Sumo Show Features 726-Pound `Tiny'
Emmanuel Yarbrough said his impression of sumo was "two fat guys bumping bellies."
Six years and 200 pounds or so later, the 6-foot-8, 726-pound Yarbrough has a reverence and understanding of the sport that could come only through participation.
Yarbrough, who has a 74-inch waist and answers to the nickname of "Tiny," will be among the featured performers tonight at the "Night of the Giants" super-heavyweight sumo event at the Trump Taj Mahal in Atlantic City, N.J.
"I've always been a big guy to begin with," said Yarbrough, who was an offensive tackle and wrestler at Morgan State University in Baltimore. "When I first got into sumo in 1992, I probably weighed about 535."
He went to Japan, where he learned "it wasn't just eating and drinking - it was eating and drinking with a purpose."
"People go by preconceived notions that sumos are just big, fat guys," he said. "When you see a lot of these guys up close, you'll see they are more developed than people give them credit for.

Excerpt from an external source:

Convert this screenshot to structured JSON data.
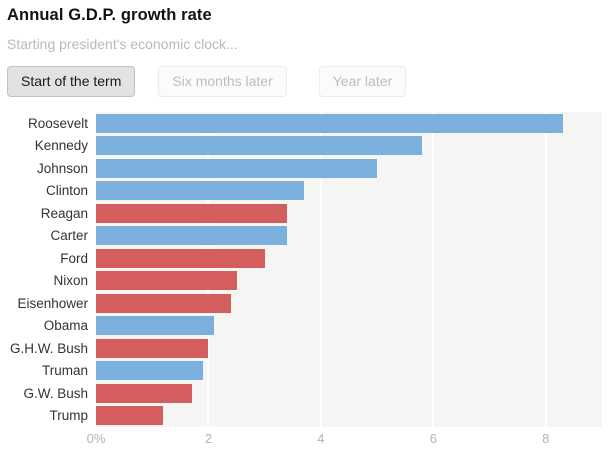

They are athletes."
Still a big hit
Konishiki, the 640-pounder whose hulking presence and yield-no-ground stare helped him become one of Japan's most feared sumo wrestlers for more than a decade, now is a television celebrity in Japan.
Since leaving the ring, the 34-year-old Hawaiian-born giant has lost 66 pounds and taken on a cuddly and mellow persona as he plugs whiskey in TV ads and co-hosts a prime-time talk show.
He wrote it
Jim Donaldson, Providence Journal, on this week's election of Jesse "The Body" Ventura, a rassler-turned-politician, as governor of Minnesota: "How appropriate that the state bird of Minnesota is the loon."